The affects of the Telegraph on the interests of the world, political, social, and commercial, have, as yet, scarcely begun to be apprehended, even by the most speculative minds. I trust that one of its effects will be to bind man to his fellowman in such bonds of amity as to put an end to war. I think I can predict this effect as in a not distant future.

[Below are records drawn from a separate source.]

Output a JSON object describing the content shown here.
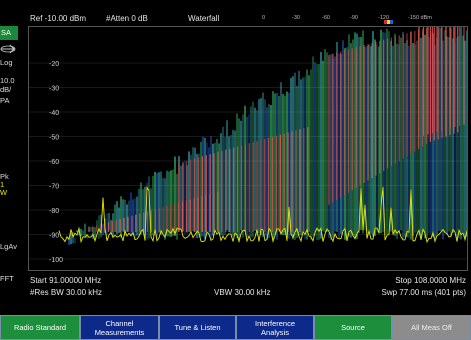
{
  "left": {
    "mode_badge": "SA",
    "scale": "Log",
    "ref_per_div": "10.0\ndB/",
    "pa": "PA",
    "trace1": "Pk",
    "trace2": "1",
    "trace3": "W",
    "avg": "LgAv",
    "fft": "FFT"
  },
  "topbar": {
    "ref": "Ref -10.00 dBm",
    "atten": "#Atten 0 dB",
    "view": "Waterfall",
    "scale_labels": [
      "0",
      "-30",
      "-60",
      "-90",
      "-120",
      "-150 dBm"
    ]
  },
  "plot": {
    "y_labels": [
      "-20",
      "-30",
      "-40",
      "-50",
      "-60",
      "-70",
      "-80",
      "-90",
      "-100"
    ],
    "colors": {
      "yellow": "#e8e800",
      "red": "#e05050",
      "green": "#40d070",
      "cyan": "#3fb8c8",
      "blue": "#2060d8",
      "grid": "#333333"
    }
  },
  "bottom": {
    "start": "Start 91.00000 MHz",
    "stop": "Stop 108.0000 MHz",
    "rbw": "#Res BW 30.00 kHz",
    "vbw": "VBW 30.00 kHz",
    "sweep": "Swp 77.00 ms (401 pts)"
  },
  "softkeys": [
    {
      "label": "Radio Standard",
      "style": "green"
    },
    {
      "label": "Channel\nMeasurements",
      "style": "blue"
    },
    {
      "label": "Tune & Listen",
      "style": "blue"
    },
    {
      "label": "Interference\nAnalysis",
      "style": "blue"
    },
    {
      "label": "Source",
      "style": "green"
    },
    {
      "label": "All Meas Off",
      "style": "gray"
    }
  ]
}
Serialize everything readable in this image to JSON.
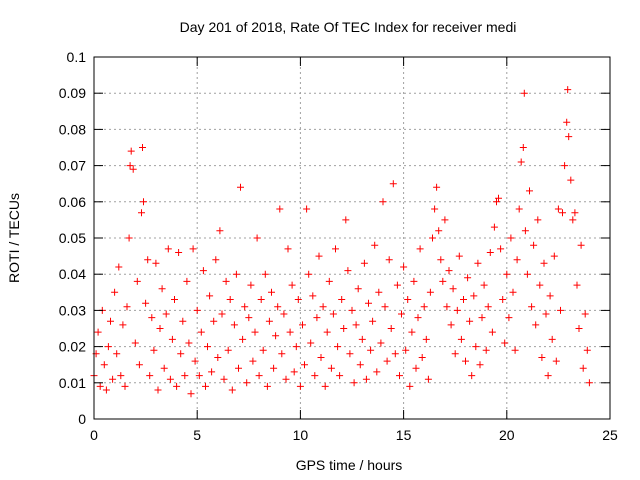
{
  "chart_data": {
    "type": "scatter",
    "title": "Day 201 of 2018, Rate Of TEC Index for receiver medi",
    "xlabel": "GPS time / hours",
    "ylabel": "ROTI / TECUs",
    "xlim": [
      0,
      25
    ],
    "ylim": [
      0,
      0.1
    ],
    "x_ticks": [
      0,
      5,
      10,
      15,
      20,
      25
    ],
    "y_ticks": [
      0,
      0.01,
      0.02,
      0.03,
      0.04,
      0.05,
      0.06,
      0.07,
      0.08,
      0.09,
      0.1
    ],
    "x_tick_labels": [
      "0",
      "5",
      "10",
      "15",
      "20",
      "25"
    ],
    "y_tick_labels": [
      "0",
      "0.01",
      "0.02",
      "0.03",
      "0.04",
      "0.05",
      "0.06",
      "0.07",
      "0.08",
      "0.09",
      "0.1"
    ],
    "grid": true,
    "marker": "+",
    "color": "#ff0000",
    "series": [
      {
        "points": [
          [
            0.0,
            0.012
          ],
          [
            0.1,
            0.018
          ],
          [
            0.2,
            0.024
          ],
          [
            0.3,
            0.009
          ],
          [
            0.4,
            0.03
          ],
          [
            0.5,
            0.015
          ],
          [
            0.6,
            0.008
          ],
          [
            0.7,
            0.02
          ],
          [
            0.8,
            0.027
          ],
          [
            0.9,
            0.011
          ],
          [
            1.0,
            0.035
          ],
          [
            1.1,
            0.018
          ],
          [
            1.2,
            0.042
          ],
          [
            1.3,
            0.012
          ],
          [
            1.4,
            0.026
          ],
          [
            1.5,
            0.009
          ],
          [
            1.6,
            0.031
          ],
          [
            1.7,
            0.05
          ],
          [
            1.75,
            0.07
          ],
          [
            1.8,
            0.074
          ],
          [
            1.9,
            0.069
          ],
          [
            2.0,
            0.021
          ],
          [
            2.1,
            0.038
          ],
          [
            2.2,
            0.015
          ],
          [
            2.3,
            0.057
          ],
          [
            2.35,
            0.075
          ],
          [
            2.4,
            0.06
          ],
          [
            2.5,
            0.032
          ],
          [
            2.6,
            0.044
          ],
          [
            2.7,
            0.012
          ],
          [
            2.8,
            0.028
          ],
          [
            2.9,
            0.019
          ],
          [
            3.0,
            0.043
          ],
          [
            3.1,
            0.008
          ],
          [
            3.2,
            0.025
          ],
          [
            3.3,
            0.036
          ],
          [
            3.4,
            0.014
          ],
          [
            3.5,
            0.029
          ],
          [
            3.6,
            0.047
          ],
          [
            3.7,
            0.011
          ],
          [
            3.8,
            0.022
          ],
          [
            3.9,
            0.033
          ],
          [
            4.0,
            0.009
          ],
          [
            4.1,
            0.046
          ],
          [
            4.2,
            0.018
          ],
          [
            4.3,
            0.027
          ],
          [
            4.4,
            0.012
          ],
          [
            4.5,
            0.038
          ],
          [
            4.6,
            0.021
          ],
          [
            4.7,
            0.007
          ],
          [
            4.8,
            0.047
          ],
          [
            4.9,
            0.016
          ],
          [
            5.0,
            0.03
          ],
          [
            5.1,
            0.012
          ],
          [
            5.2,
            0.024
          ],
          [
            5.3,
            0.041
          ],
          [
            5.4,
            0.009
          ],
          [
            5.5,
            0.02
          ],
          [
            5.6,
            0.034
          ],
          [
            5.7,
            0.013
          ],
          [
            5.8,
            0.027
          ],
          [
            5.9,
            0.044
          ],
          [
            6.0,
            0.017
          ],
          [
            6.1,
            0.052
          ],
          [
            6.2,
            0.029
          ],
          [
            6.3,
            0.011
          ],
          [
            6.4,
            0.038
          ],
          [
            6.5,
            0.019
          ],
          [
            6.6,
            0.033
          ],
          [
            6.7,
            0.008
          ],
          [
            6.8,
            0.026
          ],
          [
            6.9,
            0.04
          ],
          [
            7.0,
            0.014
          ],
          [
            7.1,
            0.064
          ],
          [
            7.2,
            0.022
          ],
          [
            7.3,
            0.031
          ],
          [
            7.4,
            0.01
          ],
          [
            7.5,
            0.028
          ],
          [
            7.6,
            0.037
          ],
          [
            7.7,
            0.016
          ],
          [
            7.8,
            0.024
          ],
          [
            7.9,
            0.05
          ],
          [
            8.0,
            0.012
          ],
          [
            8.1,
            0.033
          ],
          [
            8.2,
            0.019
          ],
          [
            8.3,
            0.04
          ],
          [
            8.4,
            0.009
          ],
          [
            8.5,
            0.027
          ],
          [
            8.6,
            0.035
          ],
          [
            8.7,
            0.014
          ],
          [
            8.8,
            0.023
          ],
          [
            8.9,
            0.031
          ],
          [
            9.0,
            0.058
          ],
          [
            9.1,
            0.018
          ],
          [
            9.2,
            0.029
          ],
          [
            9.3,
            0.011
          ],
          [
            9.4,
            0.047
          ],
          [
            9.5,
            0.024
          ],
          [
            9.6,
            0.037
          ],
          [
            9.7,
            0.013
          ],
          [
            9.8,
            0.02
          ],
          [
            9.9,
            0.033
          ],
          [
            10.0,
            0.009
          ],
          [
            10.1,
            0.026
          ],
          [
            10.2,
            0.015
          ],
          [
            10.3,
            0.058
          ],
          [
            10.4,
            0.04
          ],
          [
            10.5,
            0.021
          ],
          [
            10.6,
            0.034
          ],
          [
            10.7,
            0.012
          ],
          [
            10.8,
            0.028
          ],
          [
            10.9,
            0.045
          ],
          [
            11.0,
            0.017
          ],
          [
            11.1,
            0.031
          ],
          [
            11.2,
            0.009
          ],
          [
            11.3,
            0.024
          ],
          [
            11.4,
            0.038
          ],
          [
            11.5,
            0.014
          ],
          [
            11.6,
            0.029
          ],
          [
            11.7,
            0.047
          ],
          [
            11.8,
            0.02
          ],
          [
            11.9,
            0.012
          ],
          [
            12.0,
            0.033
          ],
          [
            12.1,
            0.025
          ],
          [
            12.2,
            0.055
          ],
          [
            12.3,
            0.041
          ],
          [
            12.4,
            0.018
          ],
          [
            12.5,
            0.03
          ],
          [
            12.6,
            0.01
          ],
          [
            12.7,
            0.026
          ],
          [
            12.8,
            0.036
          ],
          [
            12.9,
            0.015
          ],
          [
            13.0,
            0.022
          ],
          [
            13.1,
            0.043
          ],
          [
            13.2,
            0.011
          ],
          [
            13.3,
            0.032
          ],
          [
            13.4,
            0.019
          ],
          [
            13.5,
            0.027
          ],
          [
            13.6,
            0.048
          ],
          [
            13.7,
            0.013
          ],
          [
            13.8,
            0.035
          ],
          [
            13.9,
            0.021
          ],
          [
            14.0,
            0.06
          ],
          [
            14.1,
            0.031
          ],
          [
            14.2,
            0.016
          ],
          [
            14.3,
            0.044
          ],
          [
            14.4,
            0.025
          ],
          [
            14.5,
            0.065
          ],
          [
            14.6,
            0.018
          ],
          [
            14.7,
            0.037
          ],
          [
            14.8,
            0.012
          ],
          [
            14.9,
            0.029
          ],
          [
            15.0,
            0.042
          ],
          [
            15.1,
            0.019
          ],
          [
            15.2,
            0.033
          ],
          [
            15.3,
            0.009
          ],
          [
            15.4,
            0.024
          ],
          [
            15.5,
            0.038
          ],
          [
            15.6,
            0.014
          ],
          [
            15.7,
            0.028
          ],
          [
            15.8,
            0.047
          ],
          [
            15.9,
            0.017
          ],
          [
            16.0,
            0.031
          ],
          [
            16.1,
            0.022
          ],
          [
            16.2,
            0.011
          ],
          [
            16.3,
            0.035
          ],
          [
            16.4,
            0.05
          ],
          [
            16.5,
            0.058
          ],
          [
            16.6,
            0.064
          ],
          [
            16.7,
            0.052
          ],
          [
            16.8,
            0.044
          ],
          [
            16.9,
            0.038
          ],
          [
            17.0,
            0.055
          ],
          [
            17.1,
            0.031
          ],
          [
            17.2,
            0.041
          ],
          [
            17.3,
            0.026
          ],
          [
            17.4,
            0.036
          ],
          [
            17.5,
            0.018
          ],
          [
            17.6,
            0.03
          ],
          [
            17.7,
            0.045
          ],
          [
            17.8,
            0.022
          ],
          [
            17.9,
            0.033
          ],
          [
            18.0,
            0.016
          ],
          [
            18.1,
            0.039
          ],
          [
            18.2,
            0.027
          ],
          [
            18.3,
            0.012
          ],
          [
            18.4,
            0.034
          ],
          [
            18.5,
            0.02
          ],
          [
            18.6,
            0.043
          ],
          [
            18.7,
            0.015
          ],
          [
            18.8,
            0.028
          ],
          [
            18.9,
            0.037
          ],
          [
            19.0,
            0.019
          ],
          [
            19.1,
            0.031
          ],
          [
            19.2,
            0.046
          ],
          [
            19.3,
            0.024
          ],
          [
            19.4,
            0.053
          ],
          [
            19.5,
            0.06
          ],
          [
            19.6,
            0.061
          ],
          [
            19.7,
            0.047
          ],
          [
            19.8,
            0.033
          ],
          [
            19.9,
            0.021
          ],
          [
            20.0,
            0.04
          ],
          [
            20.1,
            0.028
          ],
          [
            20.2,
            0.05
          ],
          [
            20.3,
            0.035
          ],
          [
            20.4,
            0.019
          ],
          [
            20.5,
            0.044
          ],
          [
            20.6,
            0.058
          ],
          [
            20.7,
            0.071
          ],
          [
            20.8,
            0.075
          ],
          [
            20.85,
            0.09
          ],
          [
            20.9,
            0.052
          ],
          [
            21.0,
            0.04
          ],
          [
            21.1,
            0.063
          ],
          [
            21.2,
            0.031
          ],
          [
            21.3,
            0.048
          ],
          [
            21.4,
            0.026
          ],
          [
            21.5,
            0.055
          ],
          [
            21.6,
            0.037
          ],
          [
            21.7,
            0.017
          ],
          [
            21.8,
            0.043
          ],
          [
            21.9,
            0.029
          ],
          [
            22.0,
            0.012
          ],
          [
            22.1,
            0.034
          ],
          [
            22.2,
            0.022
          ],
          [
            22.3,
            0.045
          ],
          [
            22.4,
            0.016
          ],
          [
            22.5,
            0.058
          ],
          [
            22.6,
            0.03
          ],
          [
            22.7,
            0.057
          ],
          [
            22.8,
            0.07
          ],
          [
            22.9,
            0.082
          ],
          [
            22.95,
            0.091
          ],
          [
            23.0,
            0.078
          ],
          [
            23.1,
            0.066
          ],
          [
            23.2,
            0.055
          ],
          [
            23.3,
            0.057
          ],
          [
            23.4,
            0.037
          ],
          [
            23.5,
            0.025
          ],
          [
            23.6,
            0.048
          ],
          [
            23.7,
            0.014
          ],
          [
            23.8,
            0.029
          ],
          [
            23.9,
            0.019
          ],
          [
            24.0,
            0.01
          ]
        ]
      }
    ]
  }
}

So speaks in old age the man who in youth had aspired to equal Raphael, Michael Angelo, and Titian. To perceive how much delusion may accompany the highest character and the greatest practical capacity should work toleration even in a critic. As a matter of fact, the generous youth had died very early in Morse. It is pathetic to find the patriot of the War of 1812 merely disgusted with the Civil War, declaring that there was glory for neither side, and willing to accept peace at any price. Throughout Morse appears more admirable than amiable. In his letters and journals there is seldom a touch of humor or sentiment, often something hard and schoolmasterly in quality. To his most faithful associates he was none too considerate; he had suffered too much from faithless allies. Yet in a man of his moral massiveness and tenacity we can hardly expect the more adaptive graces. A certain Olympian detachment is not compatible with full charity. It is odd and instructive to find Morse at the very moment when his invention needed all his forces, wasting himself in pamphleteering against a wholly Imaginary conspiracy of the Roman Catholics. Yet it was, however mistakenly, a question with him both of his religion and loyalty. The converse of the positive strength of such a character is its capacity for moral repulsion. The penalty of such concentration is narrowing the vision and distorting it. In Morse unquestionably there was some sacrifice of the man to the inventor. Yet this self-imposed restriction has its austere nobility. It hardened the fibre for a particular work, and the justification of a process in which an able artist perished utterly and a man of culture was warped into a particular mould must be found in the sure immortality which Morse won for himself among the great inventors and benefactors of the race.